While it doesn't shoot lasers or clean her Minneapolis office Roomba-style, her "bot" can do some of her digital data dirty work so she doesn't have to.
"I don't want to sit at my computer and do process type of work," said Ricker, the central region tax managing partner at Ernst & Young.
Accounting firms locally and nationally have recently employed the virtual bots in their own offices, as well as advised clients to use them as a faster, cheaper and often more accurate option to complete repetitive tasks.
Robotic process automation (RPA) is the use of a software robot or "bot" that replicates the actions of a human to execute tasks across multiple computer systems. According to professional services organization Deloitte, a minute of work for a robot is equal to about 15 minutes of work for a human.
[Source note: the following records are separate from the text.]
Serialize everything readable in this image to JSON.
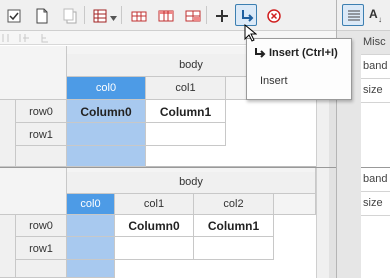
{
  "toolbar": {
    "icons": [
      "toggle-checkbox-icon",
      "new-document-icon",
      "copy-icon",
      "dataset-icon",
      "dropdown-arrow-icon",
      "insert-column-icon",
      "insert-header-icon",
      "insert-row-icon",
      "add-icon",
      "insert-icon",
      "delete-icon"
    ]
  },
  "tooltip": {
    "title": "Insert (Ctrl+I)",
    "description": "Insert"
  },
  "grid1": {
    "band": "body",
    "columns": [
      "col0",
      "col1"
    ],
    "rows": [
      "row0",
      "row1"
    ],
    "cells": [
      "Column0",
      "Column1"
    ]
  },
  "grid2": {
    "band": "body",
    "columns": [
      "col0",
      "col1",
      "col2"
    ],
    "rows": [
      "row0",
      "row1"
    ],
    "cells": [
      "Column0",
      "Column1"
    ]
  },
  "properties": {
    "header": "Misc",
    "items": [
      "band",
      "size"
    ],
    "items2": [
      "band",
      "size"
    ]
  },
  "colors": {
    "selected_header": "#4d9be6",
    "selected_body": "#a8c9ef",
    "active_button_border": "#3c7fb1"
  }
}
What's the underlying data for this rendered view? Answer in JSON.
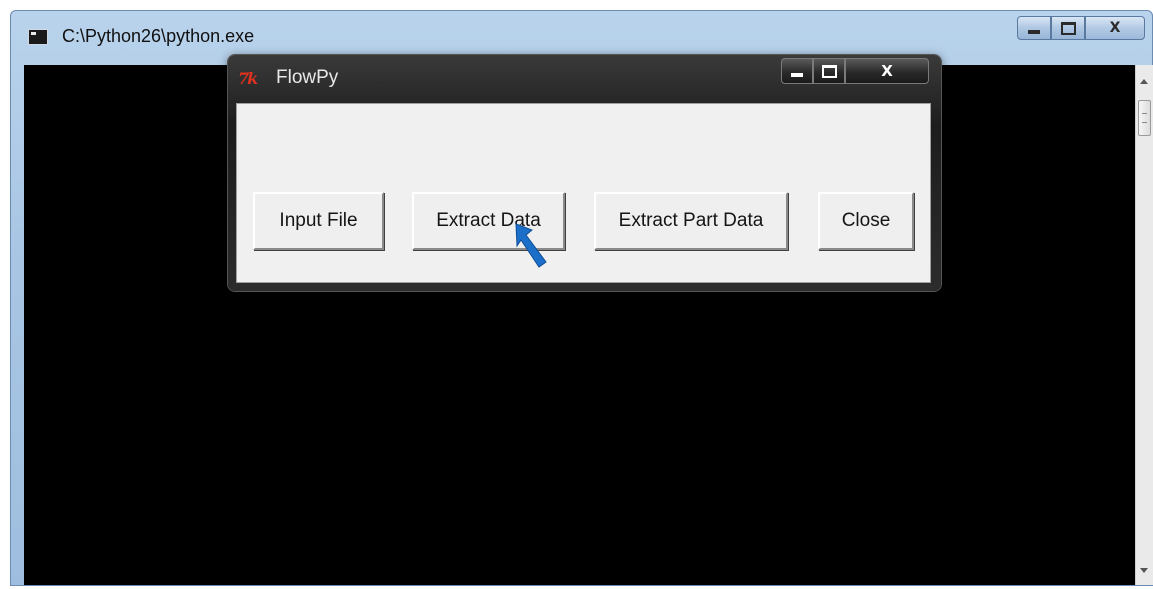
{
  "console_window": {
    "title": "C:\\Python26\\python.exe",
    "controls": {
      "minimize_icon": "minimize-icon",
      "maximize_icon": "maximize-icon",
      "close_label": "X"
    }
  },
  "dialog": {
    "title": "FlowPy",
    "icon": "tk-feather-icon",
    "controls": {
      "minimize_icon": "minimize-icon",
      "maximize_icon": "maximize-icon",
      "close_label": "X"
    },
    "buttons": [
      {
        "label": "Input File"
      },
      {
        "label": "Extract Data"
      },
      {
        "label": "Extract Part Data"
      },
      {
        "label": "Close"
      }
    ]
  },
  "colors": {
    "console_background": "#000000",
    "dialog_frame": "#1d1d1d",
    "dialog_client": "#f0f0f0",
    "pointer": "#1c6fc9"
  }
}
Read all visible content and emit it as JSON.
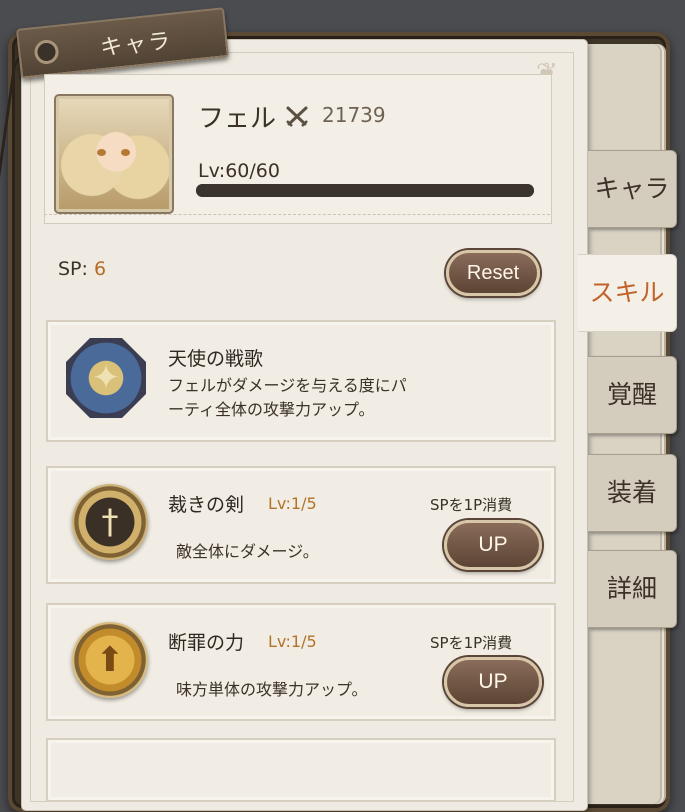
{
  "header": {
    "title": "キャラ"
  },
  "character": {
    "name": "フェル",
    "power": "21739",
    "level_text": "Lv:60/60",
    "level_progress": 1.0
  },
  "sp": {
    "label": "SP: ",
    "value": "6"
  },
  "reset_label": "Reset",
  "skills": [
    {
      "title": "天使の戦歌",
      "desc_line1": "フェルがダメージを与える度にパ",
      "desc_line2": "ーティ全体の攻撃力アップ。",
      "icon": "angel-song-icon"
    },
    {
      "title": "裁きの剣",
      "level": "Lv:1/5",
      "cost": "SPを1P消費",
      "desc": "敵全体にダメージ。",
      "button": "UP",
      "icon": "sword-emblem-icon"
    },
    {
      "title": "断罪の力",
      "level": "Lv:1/5",
      "cost": "SPを1P消費",
      "desc": "味方単体の攻撃力アップ。",
      "button": "UP",
      "icon": "arrow-up-emblem-icon"
    }
  ],
  "tabs": [
    "キャラ",
    "スキル",
    "覚醒",
    "装着",
    "詳細"
  ],
  "active_tab": "スキル",
  "colors": {
    "accent": "#c1632a",
    "level_text": "#b37229"
  }
}
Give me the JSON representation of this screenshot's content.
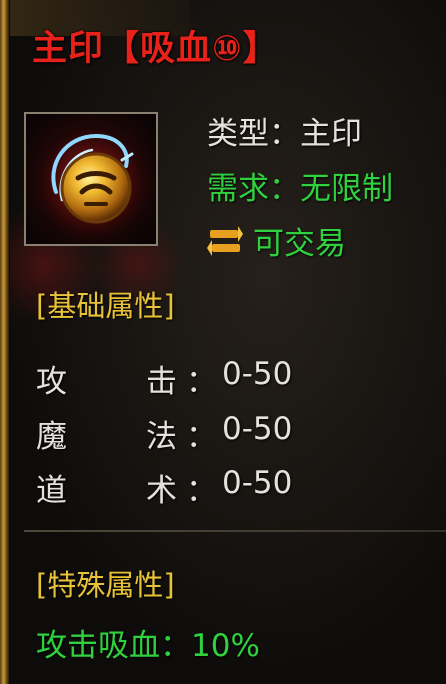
{
  "item": {
    "title": "主印【吸血⑩】",
    "icon": "golden-seal-orb-icon"
  },
  "info": {
    "type_line": "类型：主印",
    "requirement_line": "需求：无限制",
    "trade_label": "可交易",
    "trade_icon": "trade-arrows-icon"
  },
  "basic_attributes": {
    "header": "[基础属性]",
    "rows": [
      {
        "c1": "攻",
        "c2": "击",
        "colon": "：",
        "value": "0-50"
      },
      {
        "c1": "魔",
        "c2": "法",
        "colon": "：",
        "value": "0-50"
      },
      {
        "c1": "道",
        "c2": "术",
        "colon": "：",
        "value": "0-50"
      }
    ]
  },
  "special_attributes": {
    "header": "[特殊属性]",
    "lifesteal": "攻击吸血：10%"
  },
  "colors": {
    "title_red": "#e8221a",
    "green": "#2fd13f",
    "gold": "#e8c338",
    "white": "#e4e2dc"
  }
}
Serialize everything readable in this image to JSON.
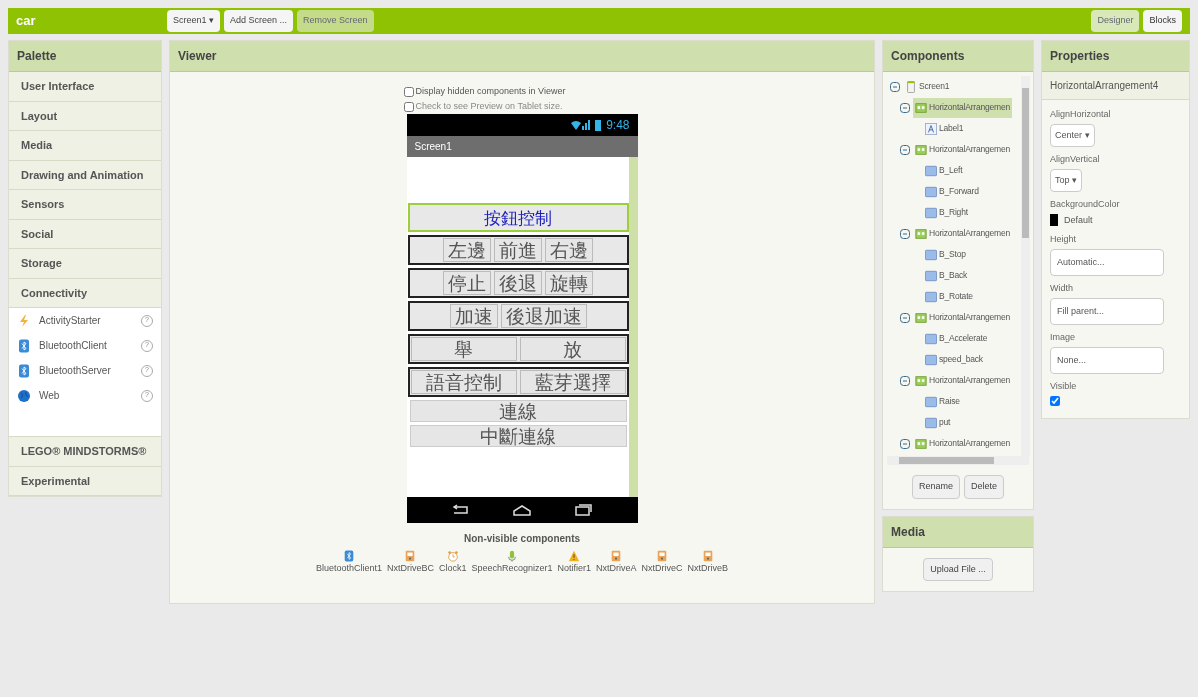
{
  "topbar": {
    "project": "car",
    "screen_select": "Screen1",
    "caret": "▾",
    "buttons": [
      {
        "label": "Add Screen ...",
        "disabled": false
      },
      {
        "label": "Remove Screen",
        "disabled": true
      }
    ],
    "modes": [
      {
        "label": "Designer",
        "selected": true
      },
      {
        "label": "Blocks",
        "selected": false
      }
    ]
  },
  "palette": {
    "title": "Palette",
    "sections": [
      {
        "label": "User Interface"
      },
      {
        "label": "Layout"
      },
      {
        "label": "Media"
      },
      {
        "label": "Drawing and Animation"
      },
      {
        "label": "Sensors"
      },
      {
        "label": "Social"
      },
      {
        "label": "Storage"
      },
      {
        "label": "Connectivity",
        "items": [
          {
            "label": "ActivityStarter",
            "kind": "bolt",
            "help": "?"
          },
          {
            "label": "BluetoothClient",
            "kind": "bluetooth",
            "help": "?"
          },
          {
            "label": "BluetoothServer",
            "kind": "bluetooth",
            "help": "?"
          },
          {
            "label": "Web",
            "kind": "globe",
            "help": "?"
          }
        ]
      },
      {
        "label": "LEGO® MINDSTORMS®"
      },
      {
        "label": "Experimental"
      }
    ]
  },
  "viewer": {
    "title": "Viewer",
    "options": [
      {
        "label": "Display hidden components in Viewer",
        "checked": false
      },
      {
        "label": "Check to see Preview on Tablet size.",
        "checked": false
      }
    ],
    "phone": {
      "time": "9:48",
      "title": "Screen1",
      "rows": [
        {
          "kind": "label",
          "text": "按鈕控制",
          "selected": true
        },
        {
          "kind": "buttons",
          "fill": false,
          "buttons": [
            "左邊",
            "前進",
            "右邊"
          ]
        },
        {
          "kind": "buttons",
          "fill": false,
          "buttons": [
            "停止",
            "後退",
            "旋轉"
          ]
        },
        {
          "kind": "buttons",
          "fill": false,
          "buttons": [
            "加速",
            "後退加速"
          ]
        },
        {
          "kind": "buttons",
          "fill": true,
          "buttons": [
            "舉",
            "放"
          ]
        },
        {
          "kind": "buttons",
          "fill": true,
          "buttons": [
            "語音控制",
            "藍芽選擇"
          ]
        },
        {
          "kind": "button",
          "text": "連線"
        },
        {
          "kind": "button",
          "text": "中斷連線"
        }
      ]
    },
    "nonvisible_title": "Non-visible components",
    "nonvisible": [
      {
        "label": "BluetoothClient1",
        "kind": "bluetooth"
      },
      {
        "label": "NxtDriveBC",
        "kind": "nxt"
      },
      {
        "label": "Clock1",
        "kind": "clock"
      },
      {
        "label": "SpeechRecognizer1",
        "kind": "mic"
      },
      {
        "label": "Notifier1",
        "kind": "warning"
      },
      {
        "label": "NxtDriveA",
        "kind": "nxt"
      },
      {
        "label": "NxtDriveC",
        "kind": "nxt"
      },
      {
        "label": "NxtDriveB",
        "kind": "nxt"
      }
    ]
  },
  "components": {
    "title": "Components",
    "tree": [
      {
        "label": "Screen1",
        "kind": "screen",
        "expanded": true,
        "selected": false,
        "children": [
          {
            "label": "HorizontalArrangemen",
            "kind": "arrangement",
            "expanded": true,
            "selected": true,
            "children": [
              {
                "label": "Label1",
                "kind": "label",
                "selected": false
              }
            ]
          },
          {
            "label": "HorizontalArrangemen",
            "kind": "arrangement",
            "expanded": true,
            "selected": false,
            "children": [
              {
                "label": "B_Left",
                "kind": "button",
                "selected": false
              },
              {
                "label": "B_Forward",
                "kind": "button",
                "selected": false
              },
              {
                "label": "B_Right",
                "kind": "button",
                "selected": false
              }
            ]
          },
          {
            "label": "HorizontalArrangemen",
            "kind": "arrangement",
            "expanded": true,
            "selected": false,
            "children": [
              {
                "label": "B_Stop",
                "kind": "button",
                "selected": false
              },
              {
                "label": "B_Back",
                "kind": "button",
                "selected": false
              },
              {
                "label": "B_Rotate",
                "kind": "button",
                "selected": false
              }
            ]
          },
          {
            "label": "HorizontalArrangemen",
            "kind": "arrangement",
            "expanded": true,
            "selected": false,
            "children": [
              {
                "label": "B_Accelerate",
                "kind": "button",
                "selected": false
              },
              {
                "label": "speed_back",
                "kind": "button",
                "selected": false
              }
            ]
          },
          {
            "label": "HorizontalArrangemen",
            "kind": "arrangement",
            "expanded": true,
            "selected": false,
            "children": [
              {
                "label": "Raise",
                "kind": "button",
                "selected": false
              },
              {
                "label": "put",
                "kind": "button",
                "selected": false
              }
            ]
          },
          {
            "label": "HorizontalArrangemen",
            "kind": "arrangement",
            "expanded": true,
            "selected": false
          }
        ]
      }
    ],
    "buttons": [
      "Rename",
      "Delete"
    ]
  },
  "media": {
    "title": "Media",
    "button": "Upload File ..."
  },
  "properties": {
    "title": "Properties",
    "component": "HorizontalArrangement4",
    "items": [
      {
        "kind": "dropdown",
        "label": "AlignHorizontal",
        "value": "Center",
        "caret": "▾"
      },
      {
        "kind": "dropdown",
        "label": "AlignVertical",
        "value": "Top",
        "caret": "▾"
      },
      {
        "kind": "color",
        "label": "BackgroundColor",
        "value": "Default",
        "color": "#000000"
      },
      {
        "kind": "textbox",
        "label": "Height",
        "value": "Automatic..."
      },
      {
        "kind": "textbox",
        "label": "Width",
        "value": "Fill parent..."
      },
      {
        "kind": "textbox",
        "label": "Image",
        "value": "None..."
      },
      {
        "kind": "checkbox",
        "label": "Visible",
        "checked": true
      }
    ]
  }
}
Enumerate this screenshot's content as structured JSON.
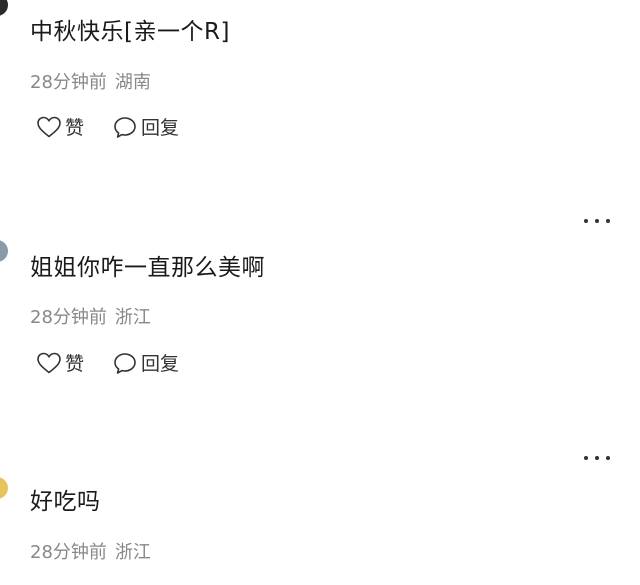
{
  "comments": [
    {
      "text": "中秋快乐[亲一个R]",
      "time": "28分钟前",
      "location": "湖南",
      "like_label": "赞",
      "reply_label": "回复"
    },
    {
      "text": "姐姐你咋一直那么美啊",
      "time": "28分钟前",
      "location": "浙江",
      "like_label": "赞",
      "reply_label": "回复"
    },
    {
      "text": "好吃吗",
      "time": "28分钟前",
      "location": "浙江"
    }
  ],
  "icons": {
    "like": "heart-outline-icon",
    "reply": "speech-bubble-icon",
    "more": "more-dots-icon"
  },
  "colors": {
    "text": "#1a1a1a",
    "meta": "#888888",
    "icon": "#333333",
    "avatar_1": "#2b2b2b",
    "avatar_2": "#8a9aa8",
    "avatar_3": "#e8c25a"
  }
}
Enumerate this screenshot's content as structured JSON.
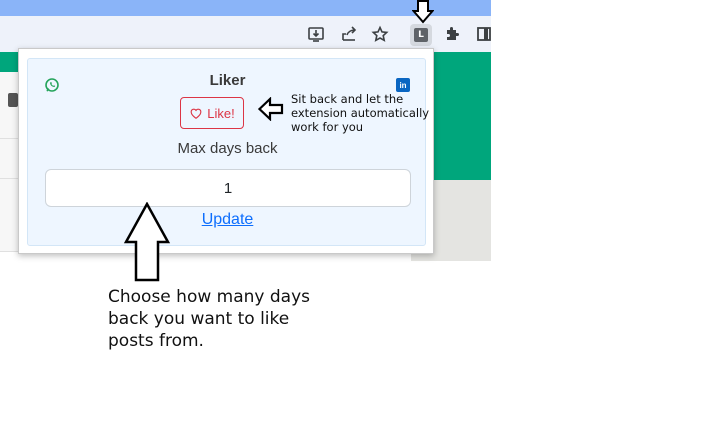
{
  "popup": {
    "title": "Liker",
    "like_button_label": "Like!",
    "max_days_label": "Max days back",
    "days_value": "1",
    "update_link": "Update",
    "linkedin_icon_text": "in"
  },
  "browser": {
    "extension_icon_letter": "L"
  },
  "annotations": {
    "like_hint": "Sit back and let the extension automatically work  for you",
    "days_hint": "Choose how many days back you want to like posts from."
  },
  "colors": {
    "accent_blue": "#0d6efd",
    "like_red": "#dc3545",
    "whatsapp_green": "#25a45c",
    "linkedin_blue": "#0a66c2",
    "card_bg": "#eef6ff",
    "page_teal": "#00a67c",
    "tabstrip_blue": "#8ab4f8"
  },
  "icons": [
    "whatsapp-icon",
    "linkedin-icon",
    "heart-icon",
    "install-icon",
    "share-icon",
    "star-icon",
    "puzzle-icon",
    "sidepanel-icon"
  ]
}
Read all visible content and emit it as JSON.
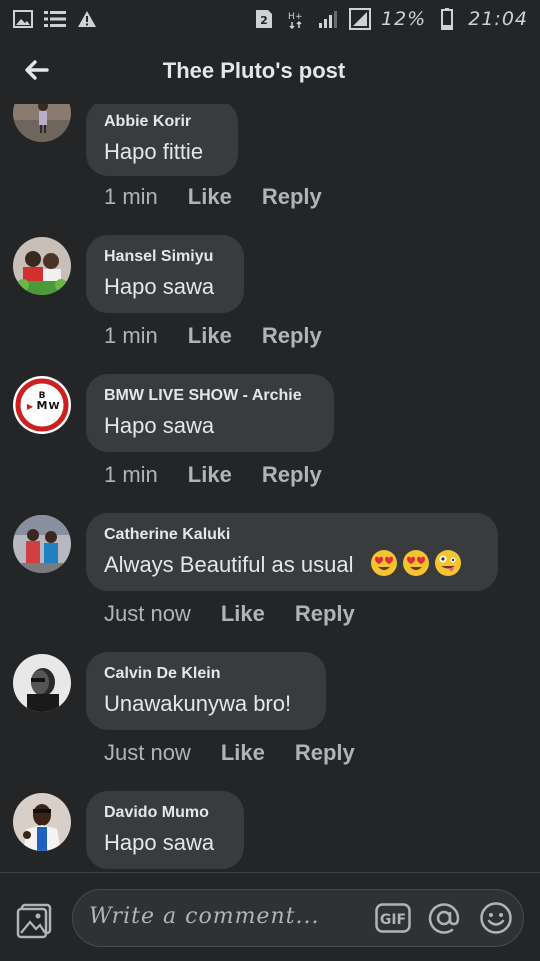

For example, a bot could scan an invoice in a PDF document attached to an e-mail, save the data into an Excel spreadsheet, log into a web system and enter the data to generate a report, all before e-mailing an employee to say the work is done.
Robotics is predicted to automate or eliminate up to 40 percent of transactional accounting work by 2020, a 2015 Accenture report found.
Bill Cline, the national advisory leader for digital labor at global audit, tax and advisory firm KPMG LLP, said robotics is the biggest inflection point of the industry since global sourcing.